In some trials, they placed a black Styrofoam sphere on a stand to represent a simple visual cue. (Mosquitoes would be able to see the black sphere against the room’s white background). In other trials, they set up a white sphere with a tube running through to pump out carbon dioxide at rates similar to what humans breathe out. These trials represented the presence of a chemical cue, but not a visual cue.
The researchers also studied the mosquitoes’ response to both visual and chemical cues, using a black sphere that emitted carbon dioxide. Finally, they observed how mosquitoes behaved around a human volunteer who wore protective clothing that was black on one side and white on the other.
Across 20 experiments, the team generated more than 53 million data points and over 477,220 mosquito flight paths. Hu shared the data with Dunkel, whose group used the measurements to develop a model for mosquito flight behavior.
“We are proposing a very broad range of dynamical equations, and when you start out, the equation to predict a mosquito’s flight path is very complicated, with a lot of terms, including the relative importance of a visual versus a chemical cue,” Dunkel explains. “Then through iteration against data, we reduce the complexity of that equation until we get the simplest model that still agrees with the data.”
In the end, the group whittled down a simple model that accurately predicts how a mosquito will fly, given the presence of a visual cue, a chemical cue, or both. The flight paths in response to one or the other cue are markedly different. And interestingly, when both cues are present, the researchers noted that the resulting path is not “additive.” In other words, a mosquito does not simply combine the paths that it would separately take when it can both see and smell a target. Instead, the insects take a distinct path, circling, rather than diving or darting around their target.
“Our work suggests that mosquito traps need specifically calibrated ‘multisensory’ lures to keep mosquitoes engaged long enough to be captured,” Dunkel says.
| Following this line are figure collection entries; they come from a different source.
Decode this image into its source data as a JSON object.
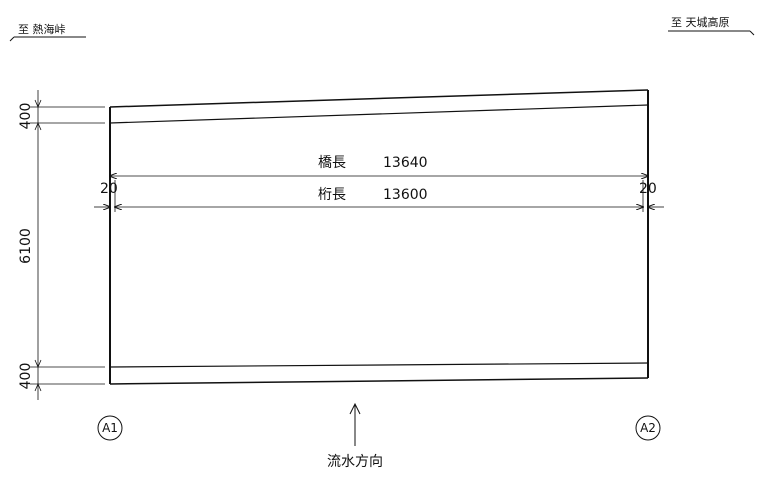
{
  "direction_left": "至 熱海峠",
  "direction_right": "至 天城高原",
  "bridge_length_label": "橋長",
  "bridge_length_value": "13640",
  "girder_length_label": "桁長",
  "girder_length_value": "13600",
  "end_gap_left": "20",
  "end_gap_right": "20",
  "width_top": "400",
  "width_middle": "6100",
  "width_bottom": "400",
  "abutment_left": "A1",
  "abutment_right": "A2",
  "flow_direction": "流水方向"
}
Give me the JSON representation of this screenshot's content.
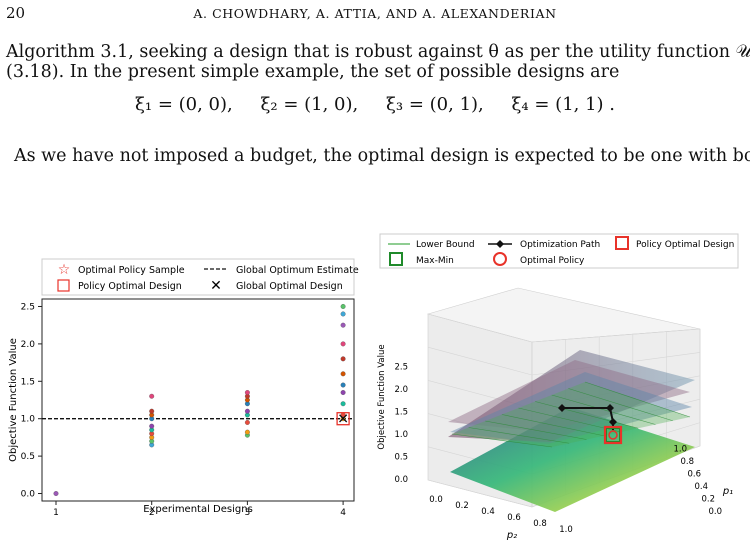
{
  "page": {
    "number": "20",
    "running_head": "A. CHOWDHARY, A. ATTIA, AND A. ALEXANDERIAN"
  },
  "text": {
    "line1": "Algorithm 3.1, seeking a design that is robust against θ as per the utility function 𝒰",
    "line2": "(3.18). In the present simple example, the set of possible designs are",
    "designs": [
      "ξ₁ = (0, 0),",
      "ξ₂ = (1, 0),",
      "ξ₃ = (0, 1),",
      "ξ₄ = (1, 1) ."
    ],
    "line3": "As we have not imposed a budget, the optimal design is expected to be one with both"
  },
  "left_chart": {
    "legend": {
      "optimal_policy_sample": "Optimal Policy Sample",
      "global_optimum_estimate": "Global Optimum Estimate",
      "policy_optimal_design": "Policy Optimal Design",
      "global_optimal_design": "Global Optimal Design"
    },
    "xlabel": "Experimental Designs",
    "ylabel": "Objective Function Value",
    "xticks": [
      "1",
      "2",
      "3",
      "4"
    ],
    "yticks": [
      "0.0",
      "0.5",
      "1.0",
      "1.5",
      "2.0",
      "2.5"
    ]
  },
  "right_chart": {
    "legend": {
      "lower_bound": "Lower Bound",
      "optimization_path": "Optimization Path",
      "policy_optimal_design": "Policy Optimal Design",
      "max_min": "Max-Min",
      "optimal_policy": "Optimal Policy"
    },
    "zlabel": "Objective Function Value",
    "xlabel": "p₂",
    "ylabel": "p₁",
    "zticks": [
      "0.0",
      "0.5",
      "1.0",
      "1.5",
      "2.0",
      "2.5"
    ],
    "xticks": [
      "0.0",
      "0.2",
      "0.4",
      "0.6",
      "0.8",
      "1.0"
    ],
    "yticks": [
      "0.0",
      "0.2",
      "0.4",
      "0.6",
      "0.8",
      "1.0"
    ]
  },
  "chart_data": [
    {
      "type": "scatter",
      "title": "",
      "xlabel": "Experimental Designs",
      "ylabel": "Objective Function Value",
      "categories": [
        "1",
        "2",
        "3",
        "4"
      ],
      "ylim": [
        -0.1,
        2.6
      ],
      "reference_line": {
        "name": "Global Optimum Estimate",
        "y": 1.0,
        "style": "dashed"
      },
      "points": [
        {
          "x": 1,
          "values": [
            0.0
          ]
        },
        {
          "x": 2,
          "values": [
            0.65,
            0.7,
            0.75,
            0.8,
            0.85,
            0.9,
            1.0,
            1.05,
            1.1,
            1.3
          ]
        },
        {
          "x": 3,
          "values": [
            0.78,
            0.82,
            0.95,
            1.05,
            1.1,
            1.2,
            1.25,
            1.3,
            1.35
          ]
        },
        {
          "x": 4,
          "values": [
            1.0,
            1.05,
            1.2,
            1.35,
            1.45,
            1.6,
            1.8,
            2.0,
            2.25,
            2.4,
            2.5
          ]
        }
      ],
      "markers": [
        {
          "name": "Policy Optimal Design",
          "x": 4,
          "y": 1.0,
          "shape": "square",
          "color": "#e8332a"
        },
        {
          "name": "Global Optimal Design",
          "x": 4,
          "y": 1.0,
          "shape": "x",
          "color": "#111111"
        }
      ],
      "grid": false,
      "legend": "top"
    },
    {
      "type": "surface3d",
      "zlabel": "Objective Function Value",
      "xlabel": "p₂",
      "ylabel": "p₁",
      "zlim": [
        0,
        2.5
      ],
      "xlim": [
        0,
        1
      ],
      "ylim": [
        0,
        1
      ],
      "optimization_path": [
        [
          0.0,
          0.0,
          1.25
        ],
        [
          0.3,
          0.0,
          1.25
        ],
        [
          0.3,
          1.0,
          1.25
        ],
        [
          0.3,
          1.0,
          0.9
        ],
        [
          1.0,
          1.0,
          1.0
        ]
      ],
      "colors": {
        "surface_low": "#3b528b",
        "surface_high": "#fde725",
        "lower_bound": "#4caf50",
        "policy": "#e8332a"
      },
      "legend": "top"
    }
  ]
}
“Obviously there are additional cues that humans emit, like odor, heat, and humidity,” Cohen notes. “For the species we study, visual and carbon dioxide cues are the most important. But we can apply this model to study different species and how they respond to other sensory cues.”
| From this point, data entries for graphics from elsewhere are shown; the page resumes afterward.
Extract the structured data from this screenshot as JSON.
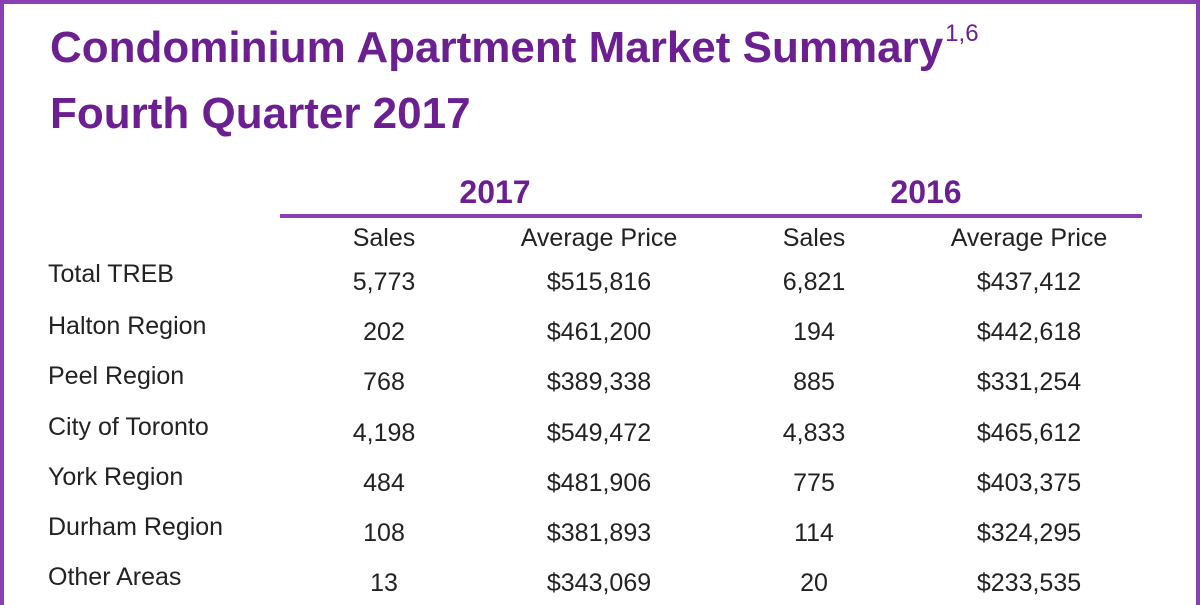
{
  "title": {
    "line1": "Condominium Apartment Market Summary",
    "superscript": "1,6",
    "line2": "Fourth Quarter 2017"
  },
  "years": {
    "current": "2017",
    "previous": "2016"
  },
  "columns": {
    "sales_2017": "Sales",
    "avg_price_2017": "Average Price",
    "sales_2016": "Sales",
    "avg_price_2016": "Average Price"
  },
  "rows": [
    {
      "label": "Total TREB",
      "sales_2017": "5,773",
      "avg_price_2017": "$515,816",
      "sales_2016": "6,821",
      "avg_price_2016": "$437,412"
    },
    {
      "label": "Halton Region",
      "sales_2017": "202",
      "avg_price_2017": "$461,200",
      "sales_2016": "194",
      "avg_price_2016": "$442,618"
    },
    {
      "label": "Peel Region",
      "sales_2017": "768",
      "avg_price_2017": "$389,338",
      "sales_2016": "885",
      "avg_price_2016": "$331,254"
    },
    {
      "label": "City of Toronto",
      "sales_2017": "4,198",
      "avg_price_2017": "$549,472",
      "sales_2016": "4,833",
      "avg_price_2016": "$465,612"
    },
    {
      "label": "York Region",
      "sales_2017": "484",
      "avg_price_2017": "$481,906",
      "sales_2016": "775",
      "avg_price_2016": "$403,375"
    },
    {
      "label": "Durham Region",
      "sales_2017": "108",
      "avg_price_2017": "$381,893",
      "sales_2016": "114",
      "avg_price_2016": "$324,295"
    },
    {
      "label": "Other Areas",
      "sales_2017": "13",
      "avg_price_2017": "$343,069",
      "sales_2016": "20",
      "avg_price_2016": "$233,535"
    }
  ],
  "colors": {
    "title": "#6b1f91",
    "accent_rule": "#8a3fb3",
    "text": "#222222"
  }
}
The researchers have developed an interactive app that incorporates the new mosquito flight model. Users can experiment with different objects and set parameters such as the number of mosquitoes around the object and the type of sensory cue that is present. The model then visualizes how the mosquitoes would fly in response.
“The original hope was to have a quantitative model that can simulate mosquito behavior around various trap designs,” Cohen says. “Now that we have a model, we can start to design more intelligent traps.”
This work was supported, in part, by the National Science Foundation, Schmidt Sciences, LLC, the NDSEG Fellowship Program, and the MIT MathWorks Professorship Fund.